I tried text generation with the Foundation Models framework
This page has been translated by machine translation. View original
The other day, I published an article on image analysis using the multimodal capabilities of Foundation Models.
However, looking back, I realized I had not yet written an article about the basic usage of text generation. I decided to write this article because I wanted to cover the basics of text generation before moving on to multimodal.
In this article, I will introduce the basic text generation features of Foundation Models step by step. I hope it will be helpful for those who want to try similar experiments.
Verification Environment
- MacBook Pro (16-inch, 2023), Apple M2 Pro
- macOS Tahoe 26.5.1
- Xcode 27.0 Beta
- iPhone 17 Pro Simulator (iOS 27.0 Beta)
- iPhone 16e physical device (iOS 27.0 Beta)

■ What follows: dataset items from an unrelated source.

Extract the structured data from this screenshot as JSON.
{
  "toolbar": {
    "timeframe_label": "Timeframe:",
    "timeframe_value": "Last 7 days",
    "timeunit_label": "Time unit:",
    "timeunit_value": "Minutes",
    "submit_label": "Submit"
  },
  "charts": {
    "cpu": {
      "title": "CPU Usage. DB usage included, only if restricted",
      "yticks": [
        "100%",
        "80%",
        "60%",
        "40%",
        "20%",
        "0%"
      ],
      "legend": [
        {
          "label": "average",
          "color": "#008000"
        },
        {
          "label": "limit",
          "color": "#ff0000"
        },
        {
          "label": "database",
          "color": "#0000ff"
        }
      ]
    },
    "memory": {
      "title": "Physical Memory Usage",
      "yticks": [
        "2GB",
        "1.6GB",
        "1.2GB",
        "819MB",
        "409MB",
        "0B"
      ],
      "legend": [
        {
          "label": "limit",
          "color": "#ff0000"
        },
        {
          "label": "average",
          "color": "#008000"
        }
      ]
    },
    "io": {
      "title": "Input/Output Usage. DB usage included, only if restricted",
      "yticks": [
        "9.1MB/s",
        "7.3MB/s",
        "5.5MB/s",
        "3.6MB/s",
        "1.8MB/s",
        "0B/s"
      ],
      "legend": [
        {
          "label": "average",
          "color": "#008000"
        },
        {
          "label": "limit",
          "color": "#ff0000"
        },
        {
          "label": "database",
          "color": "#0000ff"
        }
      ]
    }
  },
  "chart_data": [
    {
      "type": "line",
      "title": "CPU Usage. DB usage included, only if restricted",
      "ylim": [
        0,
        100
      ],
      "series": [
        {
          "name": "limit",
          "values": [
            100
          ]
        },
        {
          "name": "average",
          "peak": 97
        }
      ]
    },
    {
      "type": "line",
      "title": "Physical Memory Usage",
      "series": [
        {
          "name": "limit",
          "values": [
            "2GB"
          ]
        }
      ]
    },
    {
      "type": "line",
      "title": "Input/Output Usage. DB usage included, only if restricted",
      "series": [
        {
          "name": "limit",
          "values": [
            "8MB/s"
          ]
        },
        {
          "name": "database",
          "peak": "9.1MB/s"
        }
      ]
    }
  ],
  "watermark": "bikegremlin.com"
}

About Text Generation with Foundation Models
The Foundation Models framework is a framework that enables on-device inference on devices equipped with Apple Intelligence, which appeared at WWDC25. Since it does not communicate with external servers, it can be used for privacy-conscious app development.
Liro Ossa presented a method for replacing diary content with emoji using Foundation Models at "try! Swift Tokyo 2026."
The main use cases for text generation include the following.
- Text summarization, paraphrasing, and proofreading
- In-app chat and question answering
- Text classification and analysis of user input
- Automatic generation of templated content
However, operation requires a device compatible with Apple Intelligence. Please refer to the Apple official page for compatible devices.
Implementation Steps
Step 1: Project Setup
Create a new iOS project in Xcode and use the FoundationModels framework. No additional SPM dependencies are required, as it can be used as a system framework.
No special configuration is needed in Info.plist.
First, add a simple screen that executes a process and displays the result as text when a button is tapped to run the sample code. The action1() part is intended to have the processes described below added to it.
import SwiftUI
import FoundationModels
struct ContentView: View {
@State private var text: String = ""
var body: some View {
ScrollView {
VStack(spacing: 16) {
Text(text)
.frame(maxWidth: .infinity, alignment: .leading)
.padding()
Button("Run", action: action1)
}
}
}
func action1() {
// Add Foundation Models processing here
}
}
Step 2: Model Availability Check and Session Creation
Use SystemLanguageModel.default to get the device's default model. Make sure to check with isAvailable whether it is available before using it. All subsequent code will be added inside action1().
// Check if the device supports Apple Intelligence
guard SystemLanguageModel.default.isAvailable else {
text = "Apple Intelligence is not available"
return
}
let session = LanguageModelSession()
Step 3: Basic Text Generation
By passing a prompt to session.respond(to:), you can retrieve the generated text with response.content.
Task {
do {
let response = try await session.respond(to: "Please tell me the appeal of iOS app development in one sentence")
text = response.content
print(response.content)
} catch {
text = "Error: \(error.localizedDescription)"
print("Error: \(error)\n\(String(reflecting: error))")
}
}
To check for variation in output, the same prompt was run 5 times. The time in parentheses is the processing time measured as the difference between Date() before and after execution.
| Response | Processing Time |
|---|---|
| The appeal of iOS app development is that it can enrich the user experience with a simple and intuitive interface. | 3347.9 ms |
| The appeal of iOS app development is that it can improve the user experience with a simple and intuitive interface. | 2953.1 ms |
| The appeal of iOS app development is that it can enrich the user experience with a simple and intuitive interface. | 3385.4 ms |
| The appeal of iOS app development is that it can achieve intuitive design and smooth performance tailored to user needs. | 2122.7 ms |
| The appeal of iOS app development is that it can leverage a simple and intuitive design along with a powerful ecosystem. | 2097.5 ms |
For the same prompt, both cases were observed: where the exact same expression was returned and where different expressions were produced. It was confirmed that the behavior is probabilistic, similar to cloud LLMs, and is not completely deterministic.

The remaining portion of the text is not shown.